This article provides the best practice to be followed when a MAC address is observed to be shuffling across reboots.
VMware SD-WAN
This issue occurs if the meta-data file that is used for cloud-init creation does not consist of the MAC addresses defined under network interfaces.
This issue is because each driver, as it comes up, will scan for devices it can handle, and name them sequentially (starting from eth0, globally). So there might be a possibility where the interface order can change depending on the order of loading of the drivers (which may not be 100% stable).
Usually, this issue is seen in environments where there is a programmable environment to deploy the guest machines automatically.
This is an expected behavior and does not affect the functionality.
To resolve this issue, under the network-interfaces section of meta-data file, specify the interface names as the same names that VCO uses, spelled exactly (i.e. “GE1”, “GE2”, etc.), and pin each of them to a particular MAC address.
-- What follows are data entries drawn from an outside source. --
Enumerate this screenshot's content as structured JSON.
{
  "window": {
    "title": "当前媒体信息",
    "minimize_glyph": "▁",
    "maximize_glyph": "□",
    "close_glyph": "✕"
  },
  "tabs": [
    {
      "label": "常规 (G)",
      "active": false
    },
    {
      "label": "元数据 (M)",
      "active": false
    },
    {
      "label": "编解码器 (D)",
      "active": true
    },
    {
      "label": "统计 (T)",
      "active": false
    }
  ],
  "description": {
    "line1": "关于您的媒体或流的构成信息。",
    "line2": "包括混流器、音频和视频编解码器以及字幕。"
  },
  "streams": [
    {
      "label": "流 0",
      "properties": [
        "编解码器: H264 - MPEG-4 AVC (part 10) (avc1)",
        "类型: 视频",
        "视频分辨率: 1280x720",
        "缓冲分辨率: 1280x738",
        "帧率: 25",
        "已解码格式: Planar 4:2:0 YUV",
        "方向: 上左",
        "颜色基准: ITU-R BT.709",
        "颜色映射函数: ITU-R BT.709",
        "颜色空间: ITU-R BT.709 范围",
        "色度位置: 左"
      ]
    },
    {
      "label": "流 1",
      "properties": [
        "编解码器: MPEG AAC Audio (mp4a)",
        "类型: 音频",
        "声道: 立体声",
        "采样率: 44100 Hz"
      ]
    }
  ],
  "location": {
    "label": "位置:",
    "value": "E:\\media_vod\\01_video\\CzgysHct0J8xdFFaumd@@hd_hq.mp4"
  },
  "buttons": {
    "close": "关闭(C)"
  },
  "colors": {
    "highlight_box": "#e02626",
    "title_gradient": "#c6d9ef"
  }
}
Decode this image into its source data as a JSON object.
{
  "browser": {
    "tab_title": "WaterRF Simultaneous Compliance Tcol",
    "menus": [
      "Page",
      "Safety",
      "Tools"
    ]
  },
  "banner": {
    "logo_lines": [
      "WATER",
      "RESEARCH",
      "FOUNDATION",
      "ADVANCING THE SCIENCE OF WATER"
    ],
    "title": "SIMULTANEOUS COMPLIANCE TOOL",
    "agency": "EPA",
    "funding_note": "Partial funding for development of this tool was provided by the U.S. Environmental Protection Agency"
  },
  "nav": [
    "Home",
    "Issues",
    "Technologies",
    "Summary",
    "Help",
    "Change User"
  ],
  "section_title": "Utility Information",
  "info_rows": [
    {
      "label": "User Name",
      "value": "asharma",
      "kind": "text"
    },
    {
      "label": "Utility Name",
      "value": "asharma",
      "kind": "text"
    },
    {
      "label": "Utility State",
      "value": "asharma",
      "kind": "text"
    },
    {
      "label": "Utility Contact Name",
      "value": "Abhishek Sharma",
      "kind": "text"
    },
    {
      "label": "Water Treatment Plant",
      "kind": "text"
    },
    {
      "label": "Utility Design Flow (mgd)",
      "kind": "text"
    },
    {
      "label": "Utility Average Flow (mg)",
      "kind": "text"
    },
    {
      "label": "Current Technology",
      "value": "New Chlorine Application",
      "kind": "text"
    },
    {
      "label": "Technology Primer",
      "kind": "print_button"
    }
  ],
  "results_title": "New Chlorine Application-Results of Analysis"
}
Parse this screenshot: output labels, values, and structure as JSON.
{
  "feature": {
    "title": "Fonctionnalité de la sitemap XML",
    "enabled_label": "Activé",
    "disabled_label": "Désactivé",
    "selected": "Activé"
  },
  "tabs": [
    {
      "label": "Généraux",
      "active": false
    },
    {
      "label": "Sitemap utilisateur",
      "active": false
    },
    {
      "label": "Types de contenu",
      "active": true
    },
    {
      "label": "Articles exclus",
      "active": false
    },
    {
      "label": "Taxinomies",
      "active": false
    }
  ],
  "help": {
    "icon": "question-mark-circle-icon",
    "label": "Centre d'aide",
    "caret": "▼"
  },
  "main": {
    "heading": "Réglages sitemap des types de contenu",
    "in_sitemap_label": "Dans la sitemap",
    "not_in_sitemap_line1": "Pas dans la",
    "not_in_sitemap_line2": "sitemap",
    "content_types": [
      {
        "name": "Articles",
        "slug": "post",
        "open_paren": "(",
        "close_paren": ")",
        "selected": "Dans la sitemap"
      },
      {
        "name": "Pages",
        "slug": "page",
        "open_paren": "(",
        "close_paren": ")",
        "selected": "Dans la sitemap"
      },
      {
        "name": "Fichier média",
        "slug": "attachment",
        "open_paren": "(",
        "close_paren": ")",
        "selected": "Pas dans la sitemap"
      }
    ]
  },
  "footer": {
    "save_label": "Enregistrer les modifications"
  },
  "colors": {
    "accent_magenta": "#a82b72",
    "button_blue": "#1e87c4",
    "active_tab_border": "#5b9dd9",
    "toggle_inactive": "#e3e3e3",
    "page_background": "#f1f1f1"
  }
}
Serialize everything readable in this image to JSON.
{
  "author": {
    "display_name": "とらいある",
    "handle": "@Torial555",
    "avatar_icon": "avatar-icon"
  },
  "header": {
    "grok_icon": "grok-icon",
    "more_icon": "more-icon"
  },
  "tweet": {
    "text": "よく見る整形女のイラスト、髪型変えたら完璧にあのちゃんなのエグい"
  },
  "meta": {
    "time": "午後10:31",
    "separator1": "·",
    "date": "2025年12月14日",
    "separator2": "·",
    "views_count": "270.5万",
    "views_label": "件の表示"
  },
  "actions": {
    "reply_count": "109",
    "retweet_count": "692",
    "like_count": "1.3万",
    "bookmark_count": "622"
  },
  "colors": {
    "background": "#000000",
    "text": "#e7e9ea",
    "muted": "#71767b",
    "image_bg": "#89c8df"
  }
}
The key here is that they must specify EVERY network interface that they attach if only to pin it to a MAC address.
You must list every interface that you attach, and each MAC address must match one of the MAC addresses in the XML file for the VM.
Example:
network-interfaces:
GE1:
mac_address: aa:bb:cc:dd:ee:ff
GE2:
mac_address: a1:b1:c1:d1:e1:f1
GE3:
mac_address: a2:b2:c2:d2:e2:f2
type: static
ipaddr: a1.b1.c1.d1
netmask: 255.255.255.0
gateway: a2.b2.c2.d2
GE4:
mac_address: a3:b3:c3:d3:e3:f3
type: static
ipaddr: a3.b3.c3.d3
netmask: 255.255.255.0
gateway: a4.b4.c4.d4
GE5:
mac_address: a4:b4:c4:d4:e4:f4
For more information see Cloud-init Creation section of the VMware SD-WAN Product Documentation.
This is seen in the deployment phase before the production traffic is actually cut over to the SD-WAN device.